Conformément à l'article L. 1234-9 du code du travail, le salarié titulaire d'un contrat de travail à durée indéterminée, comptant huit mois d'ancienneté ininterrompus au service du même employeur, a droit, sauf en cas de faute grave, à une indemnité de licenciement. Ainsi, même en cas de faute simple, le salarié conserve le bénéfice de cette indemnité. S'agissant de la perte d'un agrément ou d'une carte professionnelle, il convient d'ailleurs de souligner qu'il ne s'agit pas d'un licenciement pour faute.

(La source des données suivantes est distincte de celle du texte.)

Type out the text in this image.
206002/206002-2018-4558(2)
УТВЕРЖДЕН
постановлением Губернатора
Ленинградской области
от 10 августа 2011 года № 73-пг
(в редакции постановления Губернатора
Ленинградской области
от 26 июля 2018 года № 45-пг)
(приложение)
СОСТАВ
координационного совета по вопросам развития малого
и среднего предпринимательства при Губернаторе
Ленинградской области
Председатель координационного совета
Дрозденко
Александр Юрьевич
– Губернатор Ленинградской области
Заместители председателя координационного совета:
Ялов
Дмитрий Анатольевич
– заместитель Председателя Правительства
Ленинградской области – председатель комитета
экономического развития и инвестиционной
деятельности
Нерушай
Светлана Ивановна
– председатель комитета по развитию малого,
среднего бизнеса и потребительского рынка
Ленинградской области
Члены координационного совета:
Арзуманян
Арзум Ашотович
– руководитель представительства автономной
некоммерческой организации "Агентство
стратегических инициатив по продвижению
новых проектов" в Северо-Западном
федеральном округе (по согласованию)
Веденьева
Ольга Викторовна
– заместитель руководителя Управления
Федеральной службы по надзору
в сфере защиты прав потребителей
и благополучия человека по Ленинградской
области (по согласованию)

La rupture du contrat de travail trouve sa source dans l'incapacité juridique du salarié à exercer le métier correspondant, laquelle incapacité constitue la cause réelle et sérieuse du licenciement. Il n'y a donc, par principe, pas lieu de priver le salarié du versement de l'indemnité de licenciement. Toutefois, dans certaines circonstances, le législateur a considéré que cette indemnité constituait une charge trop importante au regard de la situation juridique de l'employeur. C'est ainsi que l'article L. 423-24 du code de l'action sociale et des familles prévoit que les charges liées à la rupture du contrat de travail consécutives à la suspension ou au retrait de l'agrément ne peuvent être supportées par le particulier employeur. Il s'agit d'une disposition spécifique à cette catégorie d'employeurs qui ne s'applique pas aux employeurs personnes morales et qui n'est pas comparable à celle des agents privés de sécurité. La différence de traitement est ici liée au statut juridique de l'employeur et non à l'activité professionnelle concernée. Aucune réforme n'est donc actuellement prévue pour exclure le bénéfice de l'indemnité légale de licenciement en cas de perte d'un agrément ou d'une carte professionnelle.